My partner’s parents complain to him frequently that they don’t speak to our children often enough or have a closer connection with me. My partner then asks me to have the kids call them and to make a bigger effort myself. But my in-laws never call or text us! I’ve explained to him that relationships are two-way streets and it’s not reasonable to expect us to initiate all contact. He is unwilling to upset them, though. As background: His parents are generous with us financially (making large loans and taking us on expensive trips). But for many years, I have overheard them speaking unkindly about me when they thought I wasn’t around: criticizing me, our home, my interactions with my partner and the way we raise our children. Any advice?

DAUGHTER-IN-LAW

The most important relationship here is the one between you and your partner, right? So, let’s focus on it. You mention telling him about the unfair burden of initiating all contact with your in-laws. And it seems unlikely that you would have kept quiet (to him, anyway) about their overheard digs at you. So, how does your partner propose dealing with these problems?

I get that he doesn’t like to upset his parents, but he can’t reasonably expect your relationship with them to flourish or even for you to encourage your children to call people who trash you behind your back — unless he believes that the emotional labor of dealing with his parents is your job, or that you and your children are bought and paid for by his parents’ generosity. Neither position is appealing.

Talk to your partner. There probably can’t be meaningful improvement in relations here without all the adults talking about the criticisms you overheard (which may be valid, by the way, but are still unlikely to dispose you kindly toward them). Or you can continue as things are, with your partner’s parents carping to him about you and the kids while simultaneously making hefty loans and paying for vacations. You and your partner should chart a course together.

I have a close friend from childhood. We talk on the phone about work, our kids and mutual friends. The problem: My friend frequently mentions how much things cost: how much was spent, how much was saved, etc. She is comfortable financially. I once made it clear that we are not financial equals, hoping she would take the hint. She didn’t, and her insensitivity is starting to hurt my feelings. How do I tell her that I love being in touch, but her constant references to money make me uncomfortable?

FRIEND

I would knock off the oblique hints. How was your friend supposed to know that you wanted her to stop talking about money simply because you told her you weren’t “financial equals”? I gather this means you have less money than she does.
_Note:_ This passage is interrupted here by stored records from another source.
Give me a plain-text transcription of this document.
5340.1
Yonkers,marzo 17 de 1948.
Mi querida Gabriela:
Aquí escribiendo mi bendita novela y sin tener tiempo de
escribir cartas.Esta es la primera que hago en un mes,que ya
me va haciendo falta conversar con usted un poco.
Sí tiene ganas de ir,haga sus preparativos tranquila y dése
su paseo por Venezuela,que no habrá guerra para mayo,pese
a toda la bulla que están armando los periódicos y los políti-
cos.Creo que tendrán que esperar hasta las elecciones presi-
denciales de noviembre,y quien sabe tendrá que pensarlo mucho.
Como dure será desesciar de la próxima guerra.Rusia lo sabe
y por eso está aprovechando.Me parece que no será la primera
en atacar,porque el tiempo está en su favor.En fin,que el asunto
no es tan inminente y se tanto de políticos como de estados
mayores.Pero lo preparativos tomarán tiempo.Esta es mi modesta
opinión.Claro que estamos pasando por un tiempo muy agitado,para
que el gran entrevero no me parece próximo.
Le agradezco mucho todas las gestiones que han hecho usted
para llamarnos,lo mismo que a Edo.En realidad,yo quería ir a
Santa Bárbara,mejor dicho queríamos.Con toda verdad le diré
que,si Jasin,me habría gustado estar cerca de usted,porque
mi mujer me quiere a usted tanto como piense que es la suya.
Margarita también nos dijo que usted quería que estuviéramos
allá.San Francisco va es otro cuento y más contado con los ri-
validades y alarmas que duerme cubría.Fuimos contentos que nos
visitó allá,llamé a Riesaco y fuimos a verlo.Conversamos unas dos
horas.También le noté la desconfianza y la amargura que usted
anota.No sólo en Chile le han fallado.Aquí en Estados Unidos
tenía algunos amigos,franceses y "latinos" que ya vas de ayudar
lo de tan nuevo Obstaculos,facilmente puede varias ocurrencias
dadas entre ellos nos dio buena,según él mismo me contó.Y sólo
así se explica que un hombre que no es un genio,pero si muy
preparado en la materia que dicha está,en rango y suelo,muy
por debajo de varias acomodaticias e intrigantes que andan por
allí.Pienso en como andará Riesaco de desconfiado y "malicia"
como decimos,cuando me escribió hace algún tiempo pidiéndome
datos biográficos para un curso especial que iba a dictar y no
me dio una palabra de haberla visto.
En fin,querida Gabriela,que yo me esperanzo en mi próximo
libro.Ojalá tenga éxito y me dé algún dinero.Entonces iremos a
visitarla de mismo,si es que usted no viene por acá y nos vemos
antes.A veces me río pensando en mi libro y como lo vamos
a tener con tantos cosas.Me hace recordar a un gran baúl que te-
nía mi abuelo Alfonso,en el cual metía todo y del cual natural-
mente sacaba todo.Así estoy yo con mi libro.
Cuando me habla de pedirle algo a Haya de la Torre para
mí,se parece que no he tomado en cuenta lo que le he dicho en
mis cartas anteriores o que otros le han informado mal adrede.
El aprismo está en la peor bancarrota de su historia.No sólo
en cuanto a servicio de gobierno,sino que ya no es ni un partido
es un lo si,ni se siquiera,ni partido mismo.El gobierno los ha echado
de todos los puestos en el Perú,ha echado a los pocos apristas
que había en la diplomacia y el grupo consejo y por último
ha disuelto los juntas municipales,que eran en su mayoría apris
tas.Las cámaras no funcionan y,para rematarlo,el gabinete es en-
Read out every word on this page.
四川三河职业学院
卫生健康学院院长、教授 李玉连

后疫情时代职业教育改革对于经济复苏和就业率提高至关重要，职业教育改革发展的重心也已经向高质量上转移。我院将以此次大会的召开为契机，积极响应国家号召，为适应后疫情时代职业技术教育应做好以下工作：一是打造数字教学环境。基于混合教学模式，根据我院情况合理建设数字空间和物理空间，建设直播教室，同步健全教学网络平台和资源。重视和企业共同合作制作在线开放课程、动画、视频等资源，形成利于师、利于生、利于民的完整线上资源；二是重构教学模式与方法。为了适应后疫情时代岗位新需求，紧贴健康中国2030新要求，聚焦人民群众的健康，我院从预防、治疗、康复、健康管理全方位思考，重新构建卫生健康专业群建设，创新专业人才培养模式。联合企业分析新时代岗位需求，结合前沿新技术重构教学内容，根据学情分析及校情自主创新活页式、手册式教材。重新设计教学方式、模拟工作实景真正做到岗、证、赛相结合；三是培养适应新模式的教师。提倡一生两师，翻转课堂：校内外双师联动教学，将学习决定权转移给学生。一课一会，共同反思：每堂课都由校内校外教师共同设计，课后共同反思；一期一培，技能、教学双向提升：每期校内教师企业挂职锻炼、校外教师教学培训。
Still, the mere statement of your relative positions in no way conveys your desire.

If you want your “close friend” to stop talking about cash, tell her! Money is a source of anxiety for many people — even for those who are financially comfortable. It often finds its way into conversations with intimates. So, don’t be shy about repeating your needs if necessary.

Is it fair for me to be offended that my boyfriend’s mother doesn’t include me in the picture on her family’s holiday card? Her son and I have been dating for nearly four years; we live together, have a dog together, and we’re tracking to be engaged in 2023. Two daughters-in-law are featured prominently, which leads me to believe that I’m being excluded because we haven’t exchanged rings. Am I being too sensitive?

GIRLFRIEND

It’s not my job to judge your feelings. I’m sorry you feel left out. And I bet you’re right: Your boyfriend’s mother probably thinks of family as blood relations and their legal spouses. It’s not an uncommon view, and it is her holiday card, after all.

I would feel differently if you didn’t have the right to marry, or even if you were a committed couple who decided that marriage wasn’t for you. But you and your boyfriend seem to be at a different stage: living together but not ready to be engaged. (And I have no idea what “tracking to be engaged” means.) If you disagree, talk to your boyfriend. Maybe the two of you can approach his mother together about next year’s card.

My girlfriend, whom I love a lot, wants us to exchange New Year’s resolutions. She thinks we stand a better chance of keeping them and holding each other accountable this way. Can I tell her I think New Year’s resolutions are stupid?

CHAS

Well, I agree that a lot of New Year’s resolutions are short-lived: losing 10 pounds or learning Mandarin. They’re often forgotten within the week! But maybe your girlfriend envisions resolutions that are more personal to you and her: cooking dinner at home more often or taking more road trips. If not, steer her in that direction. Creating shared goals for your relationship in the coming year seems clever.